The rule of thumb: if you're reaching for inheritance to share code rather than to model a real is-a relationship, you probably want composition instead. The standard advice is: prefer composition, use inheritance only when you genuinely need the is-a relationship.

AI Exercise

"I'm a C++ beginner learning inheritance. I'm designing the pickups for a 2D game. There will be three kinds: HealthPickup (restores health when collected), AmmoPickup (adds ammo when collected), and ShieldPickup (grants a temporary shield when collected). All three have a position, an active/used state, and a function that runs when the player collides with them. Please sketch a class hierarchy for these pickups as header files only (no .cpp). Use public inheritance. Mark any data that derived classes need to access as protected. Explain your design choices in one paragraph, and then separately tell me whether you think inheritance is actually the right tool here, or whether composition might be a better fit."

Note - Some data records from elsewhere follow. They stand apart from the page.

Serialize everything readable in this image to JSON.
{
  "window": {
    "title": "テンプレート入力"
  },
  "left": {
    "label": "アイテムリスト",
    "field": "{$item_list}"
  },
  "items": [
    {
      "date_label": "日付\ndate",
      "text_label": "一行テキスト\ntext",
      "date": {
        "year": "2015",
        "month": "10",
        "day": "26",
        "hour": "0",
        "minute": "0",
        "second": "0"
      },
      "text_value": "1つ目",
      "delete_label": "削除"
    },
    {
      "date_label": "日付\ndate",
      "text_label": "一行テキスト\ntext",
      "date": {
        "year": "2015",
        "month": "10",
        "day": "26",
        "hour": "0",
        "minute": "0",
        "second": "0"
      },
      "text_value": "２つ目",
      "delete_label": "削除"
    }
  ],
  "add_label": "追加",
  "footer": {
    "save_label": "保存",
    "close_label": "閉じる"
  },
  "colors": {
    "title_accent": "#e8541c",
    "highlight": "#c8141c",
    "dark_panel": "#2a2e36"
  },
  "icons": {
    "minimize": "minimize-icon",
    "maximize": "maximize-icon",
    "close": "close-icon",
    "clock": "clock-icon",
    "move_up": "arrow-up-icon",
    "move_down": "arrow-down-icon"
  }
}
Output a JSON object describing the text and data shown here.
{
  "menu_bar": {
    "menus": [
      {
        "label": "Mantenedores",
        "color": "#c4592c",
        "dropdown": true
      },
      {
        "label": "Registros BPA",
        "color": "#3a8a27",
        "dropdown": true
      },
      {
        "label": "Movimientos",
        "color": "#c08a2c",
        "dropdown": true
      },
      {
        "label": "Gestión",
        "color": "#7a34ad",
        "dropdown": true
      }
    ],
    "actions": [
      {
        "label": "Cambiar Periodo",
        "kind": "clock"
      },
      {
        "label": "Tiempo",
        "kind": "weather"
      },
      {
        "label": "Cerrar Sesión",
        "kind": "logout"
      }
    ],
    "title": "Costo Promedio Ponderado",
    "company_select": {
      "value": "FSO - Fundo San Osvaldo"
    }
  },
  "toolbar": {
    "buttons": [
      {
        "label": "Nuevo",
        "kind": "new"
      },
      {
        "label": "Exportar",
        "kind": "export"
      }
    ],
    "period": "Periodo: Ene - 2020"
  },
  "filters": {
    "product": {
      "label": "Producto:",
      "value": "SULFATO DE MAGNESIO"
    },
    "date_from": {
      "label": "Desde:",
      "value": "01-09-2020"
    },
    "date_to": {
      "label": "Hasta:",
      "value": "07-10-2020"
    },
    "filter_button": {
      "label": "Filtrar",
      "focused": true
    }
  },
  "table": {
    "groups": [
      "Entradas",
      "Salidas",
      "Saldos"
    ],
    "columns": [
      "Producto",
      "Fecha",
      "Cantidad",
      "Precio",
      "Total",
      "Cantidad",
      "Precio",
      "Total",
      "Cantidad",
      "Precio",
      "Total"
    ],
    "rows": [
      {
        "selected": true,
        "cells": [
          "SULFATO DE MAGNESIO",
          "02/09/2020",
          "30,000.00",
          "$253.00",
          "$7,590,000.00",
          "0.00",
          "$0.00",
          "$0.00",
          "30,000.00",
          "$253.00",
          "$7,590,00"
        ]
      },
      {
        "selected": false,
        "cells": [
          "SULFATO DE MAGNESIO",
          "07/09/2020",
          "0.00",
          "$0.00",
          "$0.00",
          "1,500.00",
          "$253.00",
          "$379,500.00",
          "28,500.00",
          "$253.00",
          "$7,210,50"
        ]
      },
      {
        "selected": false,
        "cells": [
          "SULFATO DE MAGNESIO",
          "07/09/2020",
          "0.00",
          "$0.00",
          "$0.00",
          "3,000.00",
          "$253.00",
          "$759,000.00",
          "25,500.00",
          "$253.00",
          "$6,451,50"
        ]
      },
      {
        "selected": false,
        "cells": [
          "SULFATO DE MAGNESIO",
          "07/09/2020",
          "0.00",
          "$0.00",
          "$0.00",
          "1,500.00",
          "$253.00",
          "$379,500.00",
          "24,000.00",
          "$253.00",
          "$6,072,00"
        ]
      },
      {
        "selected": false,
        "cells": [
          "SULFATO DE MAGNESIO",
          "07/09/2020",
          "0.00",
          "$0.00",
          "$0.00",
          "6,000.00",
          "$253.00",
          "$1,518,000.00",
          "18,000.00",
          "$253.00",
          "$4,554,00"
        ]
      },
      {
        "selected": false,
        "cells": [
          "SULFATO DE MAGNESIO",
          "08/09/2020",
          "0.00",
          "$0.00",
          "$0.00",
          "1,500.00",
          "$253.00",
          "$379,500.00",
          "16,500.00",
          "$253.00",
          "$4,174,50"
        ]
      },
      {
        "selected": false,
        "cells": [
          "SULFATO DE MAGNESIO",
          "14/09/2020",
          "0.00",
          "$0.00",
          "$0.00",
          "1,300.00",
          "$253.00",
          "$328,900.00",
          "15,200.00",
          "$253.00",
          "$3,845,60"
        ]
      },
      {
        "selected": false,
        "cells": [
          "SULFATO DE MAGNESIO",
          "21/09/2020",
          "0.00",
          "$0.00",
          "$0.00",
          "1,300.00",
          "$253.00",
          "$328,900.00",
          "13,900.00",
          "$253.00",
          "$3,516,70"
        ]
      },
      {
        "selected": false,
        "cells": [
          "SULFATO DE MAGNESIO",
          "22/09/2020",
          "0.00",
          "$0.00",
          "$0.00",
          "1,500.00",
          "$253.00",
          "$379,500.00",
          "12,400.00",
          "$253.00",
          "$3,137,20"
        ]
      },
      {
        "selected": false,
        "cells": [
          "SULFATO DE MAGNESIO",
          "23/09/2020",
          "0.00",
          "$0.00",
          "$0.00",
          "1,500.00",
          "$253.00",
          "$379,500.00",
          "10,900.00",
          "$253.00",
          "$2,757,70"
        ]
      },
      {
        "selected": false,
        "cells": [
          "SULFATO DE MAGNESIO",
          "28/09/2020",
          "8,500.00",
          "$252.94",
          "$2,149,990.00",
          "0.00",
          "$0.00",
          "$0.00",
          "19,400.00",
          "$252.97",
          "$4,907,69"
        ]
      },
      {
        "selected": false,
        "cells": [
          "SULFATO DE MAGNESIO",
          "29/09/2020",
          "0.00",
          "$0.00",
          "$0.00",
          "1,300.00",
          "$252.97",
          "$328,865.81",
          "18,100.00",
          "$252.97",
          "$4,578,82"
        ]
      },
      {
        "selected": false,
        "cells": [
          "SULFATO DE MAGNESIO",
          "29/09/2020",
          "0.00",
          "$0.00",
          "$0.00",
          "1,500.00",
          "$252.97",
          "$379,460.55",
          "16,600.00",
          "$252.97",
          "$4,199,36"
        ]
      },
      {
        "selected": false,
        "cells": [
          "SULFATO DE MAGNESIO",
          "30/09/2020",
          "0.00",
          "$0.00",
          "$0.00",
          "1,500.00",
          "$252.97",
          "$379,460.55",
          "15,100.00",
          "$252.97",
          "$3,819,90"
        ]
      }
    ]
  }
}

Notice the prompt explicitly asks the AI to second-guess itself. That last question is how you avoid a response that dutifully produces a hierarchy without ever asking whether a hierarchy is the right answer.

Summary

You now have inheritance as a tool. You can write a base class, derive one or more specific classes from it, share data via protected, chain constructors through initializer lists, and understand the order in which parts of an object come and go. You've met name hiding and know how to fix it with using. You've hit the slicing problem and seen that storing derived objects in base-typed containers loses the derived part — a warning to carry forward. And you've weighed inheritance against composition.

The piece that's still missing is what the slicing section ended on. Even with pointers to the base class, calling update on a pointer still goes to the base's version, not the derived one. To get the right function called based on the object's actual type, we need polymorphism, built on the virtual keyword. That's Chapter 20.